Les autorités provinciales du Sud-Ubangi ont lancé une vaste opération d’assainissement dans le secteur de l’éducation. Le ministre provincial de l’Éducation, Félix Mondesie Mondembo, a ordonné la suspension de 40 chefs d’établissements secondaires accusés d’avoir perçu des frais supérieurs aux montants officiellement fixés pour la participation à l’Examen d’État, édition 2026.
La décision, notifiée aux gestionnaires des différents réseaux scolaires, fait suite à plusieurs dénonciations faisant état de perceptions illicites dans des établissements de la province. Selon le ministre, les frais de participation avaient été fixés à 80 000 francs congolais par élève, conformément à un arrêté du gouverneur de province. Pourtant, certains responsables d’établissements auraient exigé 120 000 FC, 140 000 FC, 150 000 FC, voire 180 000 FC, principalement dans des zones reculées.
Pour Félix Mondesie Mondembo, ces pratiques constituent une violation des instructions des autorités provinciales et une atteinte à l’autorité de l’État.
« Une bonne loi est impersonnelle. Beaucoup de chefs d’établissements ont respecté les instructions relatives aux épreuves certificatives. D’autres, en revanche, ont profité de cette opportunité pour se faire une santé financière », a déclaré le ministre à Ubanginews.com.
Le ministre a averti que les sanctions ne s’arrêteront pas aux seuls chefs d’établissements.
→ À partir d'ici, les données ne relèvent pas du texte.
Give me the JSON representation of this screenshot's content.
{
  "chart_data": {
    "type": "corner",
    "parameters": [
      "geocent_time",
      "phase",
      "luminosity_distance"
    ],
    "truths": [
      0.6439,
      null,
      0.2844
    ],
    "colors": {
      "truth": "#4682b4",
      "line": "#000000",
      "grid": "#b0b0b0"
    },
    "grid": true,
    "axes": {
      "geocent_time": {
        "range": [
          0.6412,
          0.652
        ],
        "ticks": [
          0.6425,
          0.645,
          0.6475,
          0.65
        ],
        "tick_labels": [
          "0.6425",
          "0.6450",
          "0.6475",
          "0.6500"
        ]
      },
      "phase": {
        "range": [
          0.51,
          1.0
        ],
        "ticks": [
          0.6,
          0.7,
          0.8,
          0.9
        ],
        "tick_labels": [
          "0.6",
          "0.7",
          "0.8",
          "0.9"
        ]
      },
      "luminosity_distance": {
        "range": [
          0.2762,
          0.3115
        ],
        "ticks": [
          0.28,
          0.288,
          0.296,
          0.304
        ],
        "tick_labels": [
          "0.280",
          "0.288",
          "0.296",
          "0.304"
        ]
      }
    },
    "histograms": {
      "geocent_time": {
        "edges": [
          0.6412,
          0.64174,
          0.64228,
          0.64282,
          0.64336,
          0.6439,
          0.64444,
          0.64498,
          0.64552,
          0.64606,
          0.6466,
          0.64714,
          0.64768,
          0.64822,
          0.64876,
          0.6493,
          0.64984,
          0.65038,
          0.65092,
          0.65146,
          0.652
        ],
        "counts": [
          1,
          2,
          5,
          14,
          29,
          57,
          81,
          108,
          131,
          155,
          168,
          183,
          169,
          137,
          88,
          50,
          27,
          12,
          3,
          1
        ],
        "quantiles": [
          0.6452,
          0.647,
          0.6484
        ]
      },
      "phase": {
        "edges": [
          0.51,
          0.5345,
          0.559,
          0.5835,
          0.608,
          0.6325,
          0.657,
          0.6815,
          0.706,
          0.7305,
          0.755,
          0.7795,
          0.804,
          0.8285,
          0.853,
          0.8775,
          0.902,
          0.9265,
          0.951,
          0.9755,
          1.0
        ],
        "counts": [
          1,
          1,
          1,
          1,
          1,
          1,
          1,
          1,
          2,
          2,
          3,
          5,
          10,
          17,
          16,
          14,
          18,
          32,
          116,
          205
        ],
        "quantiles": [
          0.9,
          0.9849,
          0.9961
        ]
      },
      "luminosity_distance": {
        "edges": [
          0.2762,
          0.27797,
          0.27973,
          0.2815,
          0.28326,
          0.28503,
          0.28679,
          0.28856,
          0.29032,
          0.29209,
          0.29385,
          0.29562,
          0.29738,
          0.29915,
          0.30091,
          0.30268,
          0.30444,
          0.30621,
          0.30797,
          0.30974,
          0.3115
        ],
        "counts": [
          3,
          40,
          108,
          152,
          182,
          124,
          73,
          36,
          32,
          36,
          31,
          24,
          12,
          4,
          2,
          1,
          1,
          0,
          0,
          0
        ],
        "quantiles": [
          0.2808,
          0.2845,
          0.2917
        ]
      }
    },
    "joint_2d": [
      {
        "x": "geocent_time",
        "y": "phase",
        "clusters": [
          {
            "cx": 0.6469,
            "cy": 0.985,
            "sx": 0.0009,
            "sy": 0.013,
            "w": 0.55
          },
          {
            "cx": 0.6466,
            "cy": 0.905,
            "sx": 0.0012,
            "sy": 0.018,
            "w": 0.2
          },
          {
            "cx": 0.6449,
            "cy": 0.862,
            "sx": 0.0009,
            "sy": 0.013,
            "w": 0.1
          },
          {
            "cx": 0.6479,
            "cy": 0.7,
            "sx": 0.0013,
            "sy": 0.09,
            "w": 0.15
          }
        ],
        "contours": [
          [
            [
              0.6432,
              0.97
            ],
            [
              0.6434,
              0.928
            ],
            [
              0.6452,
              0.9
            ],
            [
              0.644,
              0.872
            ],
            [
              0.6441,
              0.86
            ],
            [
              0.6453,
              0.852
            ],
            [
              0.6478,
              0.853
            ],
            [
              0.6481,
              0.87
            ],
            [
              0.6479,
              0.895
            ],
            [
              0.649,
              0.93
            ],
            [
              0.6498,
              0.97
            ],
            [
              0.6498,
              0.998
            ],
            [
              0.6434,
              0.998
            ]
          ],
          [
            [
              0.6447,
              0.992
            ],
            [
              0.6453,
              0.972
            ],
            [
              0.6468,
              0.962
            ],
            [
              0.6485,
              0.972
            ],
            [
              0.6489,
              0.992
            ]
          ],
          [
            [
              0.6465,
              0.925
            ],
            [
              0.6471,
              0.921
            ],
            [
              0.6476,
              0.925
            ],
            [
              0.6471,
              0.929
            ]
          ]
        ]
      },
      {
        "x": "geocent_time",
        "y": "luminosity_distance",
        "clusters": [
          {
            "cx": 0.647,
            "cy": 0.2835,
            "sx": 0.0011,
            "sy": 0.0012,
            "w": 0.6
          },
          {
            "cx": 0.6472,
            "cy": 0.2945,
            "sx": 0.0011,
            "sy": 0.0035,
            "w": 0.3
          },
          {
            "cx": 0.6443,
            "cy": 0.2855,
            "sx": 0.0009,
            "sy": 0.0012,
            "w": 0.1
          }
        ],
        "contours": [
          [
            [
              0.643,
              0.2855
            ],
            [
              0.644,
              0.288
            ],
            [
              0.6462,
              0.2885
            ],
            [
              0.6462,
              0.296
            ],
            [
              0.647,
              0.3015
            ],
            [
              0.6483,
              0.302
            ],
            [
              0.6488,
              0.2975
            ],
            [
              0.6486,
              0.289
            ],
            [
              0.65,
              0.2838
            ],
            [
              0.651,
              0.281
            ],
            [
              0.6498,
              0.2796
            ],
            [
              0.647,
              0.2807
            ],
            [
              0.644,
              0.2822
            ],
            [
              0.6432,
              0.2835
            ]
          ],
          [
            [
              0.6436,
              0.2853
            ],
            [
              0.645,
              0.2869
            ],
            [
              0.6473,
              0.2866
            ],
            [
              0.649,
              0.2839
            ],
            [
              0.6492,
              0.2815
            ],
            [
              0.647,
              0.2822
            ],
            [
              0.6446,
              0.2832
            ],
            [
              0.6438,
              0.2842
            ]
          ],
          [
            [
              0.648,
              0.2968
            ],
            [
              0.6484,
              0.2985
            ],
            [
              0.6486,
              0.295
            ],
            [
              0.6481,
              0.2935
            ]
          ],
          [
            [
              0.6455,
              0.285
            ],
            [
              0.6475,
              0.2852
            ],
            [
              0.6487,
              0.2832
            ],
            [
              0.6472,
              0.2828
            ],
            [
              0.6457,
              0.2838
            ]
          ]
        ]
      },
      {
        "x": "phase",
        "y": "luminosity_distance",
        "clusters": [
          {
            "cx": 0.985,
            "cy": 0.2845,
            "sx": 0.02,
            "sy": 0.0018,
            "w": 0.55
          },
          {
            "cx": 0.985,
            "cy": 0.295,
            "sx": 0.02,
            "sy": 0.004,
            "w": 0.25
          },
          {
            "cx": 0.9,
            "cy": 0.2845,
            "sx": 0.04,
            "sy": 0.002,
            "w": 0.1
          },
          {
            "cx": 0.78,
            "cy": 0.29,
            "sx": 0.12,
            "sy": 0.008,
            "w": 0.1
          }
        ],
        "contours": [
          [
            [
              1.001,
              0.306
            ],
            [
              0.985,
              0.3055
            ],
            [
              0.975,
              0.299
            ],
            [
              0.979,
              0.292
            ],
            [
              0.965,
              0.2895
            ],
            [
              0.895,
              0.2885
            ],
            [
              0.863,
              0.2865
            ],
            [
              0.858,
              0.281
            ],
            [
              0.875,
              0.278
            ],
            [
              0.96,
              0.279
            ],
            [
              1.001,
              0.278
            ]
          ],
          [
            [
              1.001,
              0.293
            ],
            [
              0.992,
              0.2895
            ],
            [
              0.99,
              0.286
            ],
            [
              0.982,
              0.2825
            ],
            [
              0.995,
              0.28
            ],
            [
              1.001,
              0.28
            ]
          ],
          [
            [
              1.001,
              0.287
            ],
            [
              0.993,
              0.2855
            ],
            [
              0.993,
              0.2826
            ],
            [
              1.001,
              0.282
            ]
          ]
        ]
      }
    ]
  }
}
Les gestionnaires des réseaux scolaires qui tenteraient de protéger les responsables concernés s’exposent également à des mesures disciplinaires.
«L’État détient le pouvoir organisateur de l’éducation. Toutes les écoles sont soumises au respect strict des décisions des pouvoirs publics. Ceux qui emprunteront les chemins contraires s’exposeront à la rigueur de la loi », a-t-il confié à Ubanginews.com.
Cette série de suspensions intervient après plusieurs mises en garde des autorités provinciales contre toute perception abusive des frais liés aux épreuves certificatives. Le gouvernement provincial affirme vouloir restaurer la discipline dans les établissements scolaires, protéger les parents contre les prélèvements illégaux et garantir le respect des tarifs officiels.
À travers cette décision, le ministère provincial de l’Éducation entend envoyer un signal fort aux acteurs du secteur scolaire : les pratiques de surfacturation et les perceptions illicites ne seront plus tolérées dans le système éducatif du Sud-Ubangi.